Strike Price
Definition
The strike price (or exercise price) is the fixed price at which an options contract can be exercised — for a call option, it's the price at which you can buy 100 shares; for a put, it's the price at which you can sell 100 shares — and its relationship to the current stock price determines whether the option is in-the-money, at-the-money, or out-of-the-money.
Example
“The stock was at $78. I bought the $75 strike call — $3 in the money with some extrinsic on top. Cheaper than the $80 strike but higher delta and less theta risk. Strike selection determines your risk profile as much as which direction you pick.”
Detailed Explanation
Strike price selection is one of the most important decisions in options trading, and it determines the fundamental character of the position. An in-the-money (ITM) option — a call with a strike below the current stock price, or a put with a strike above it — has intrinsic value, moves more like the underlying stock (higher delta), is more expensive, but loses less proportionally to IV changes. An out-of-the-money (OTM) option — a call above the current price — is cheaper but has zero intrinsic value, decays faster, needs a larger move to become profitable, and is more sensitive to IV changes. At-the-money options (strike ≈ current price) sit between these extremes with roughly 0.5 delta.

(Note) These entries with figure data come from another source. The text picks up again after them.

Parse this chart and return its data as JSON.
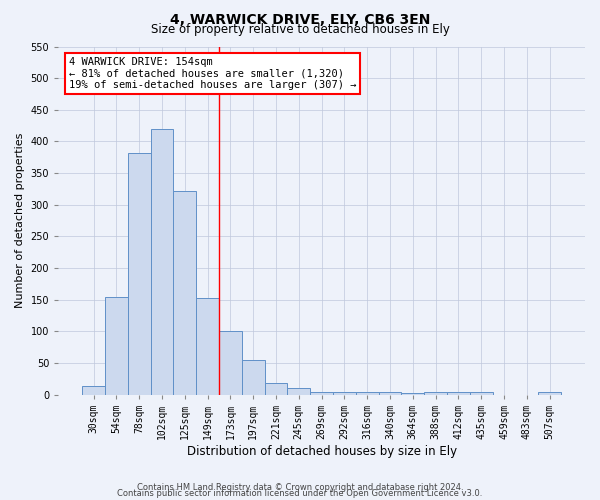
{
  "title1": "4, WARWICK DRIVE, ELY, CB6 3EN",
  "title2": "Size of property relative to detached houses in Ely",
  "xlabel": "Distribution of detached houses by size in Ely",
  "ylabel": "Number of detached properties",
  "bar_labels": [
    "30sqm",
    "54sqm",
    "78sqm",
    "102sqm",
    "125sqm",
    "149sqm",
    "173sqm",
    "197sqm",
    "221sqm",
    "245sqm",
    "269sqm",
    "292sqm",
    "316sqm",
    "340sqm",
    "364sqm",
    "388sqm",
    "412sqm",
    "435sqm",
    "459sqm",
    "483sqm",
    "507sqm"
  ],
  "bar_values": [
    13,
    155,
    382,
    420,
    322,
    152,
    100,
    55,
    18,
    10,
    5,
    5,
    4,
    4,
    3,
    4,
    5,
    4,
    0,
    0,
    4
  ],
  "bar_color": "#ccd9ee",
  "bar_edge_color": "#6090c8",
  "ylim": [
    0,
    550
  ],
  "yticks": [
    0,
    50,
    100,
    150,
    200,
    250,
    300,
    350,
    400,
    450,
    500,
    550
  ],
  "red_line_x": 5.5,
  "annotation_line1": "4 WARWICK DRIVE: 154sqm",
  "annotation_line2": "← 81% of detached houses are smaller (1,320)",
  "annotation_line3": "19% of semi-detached houses are larger (307) →",
  "footer1": "Contains HM Land Registry data © Crown copyright and database right 2024.",
  "footer2": "Contains public sector information licensed under the Open Government Licence v3.0.",
  "background_color": "#eef2fa",
  "grid_color": "#c0c8dc",
  "title1_fontsize": 10,
  "title2_fontsize": 8.5,
  "ylabel_fontsize": 8,
  "xlabel_fontsize": 8.5,
  "tick_fontsize": 7,
  "footer_fontsize": 6,
  "annot_fontsize": 7.5
}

For directional day trades, ITM options (high delta) behave more like owning the stock — they move with price more reliably and have less extrinsic value to lose to theta. If you're trading options like a stock substitute (entering and exiting in one session), a deep ITM call with 0.8+ delta gives you near-stock-like exposure with defined risk but requires more capital. OTM options are the "lottery ticket" approach — cheap absolute cost but proportionally high risk because the entire premium can go to zero if the move doesn't materialize, while theta and potential IV crush work against you the entire time you hold.
Strike selection also affects your breakeven point at expiration. A call with a $75 strike and $4.00 premium requires the stock to be above $79 at expiration for you to profit at expiration. If you're day trading and closing well before expiration, this matters less than the delta and current premium movement, but understanding the full picture — intrinsic vs. extrinsic, breakeven, probability of expiring in-the-money — gives you a complete view of what you own before you buy it. Strike selection isn't just about cost; it's about matching the option's risk profile to your actual directional thesis and time horizon.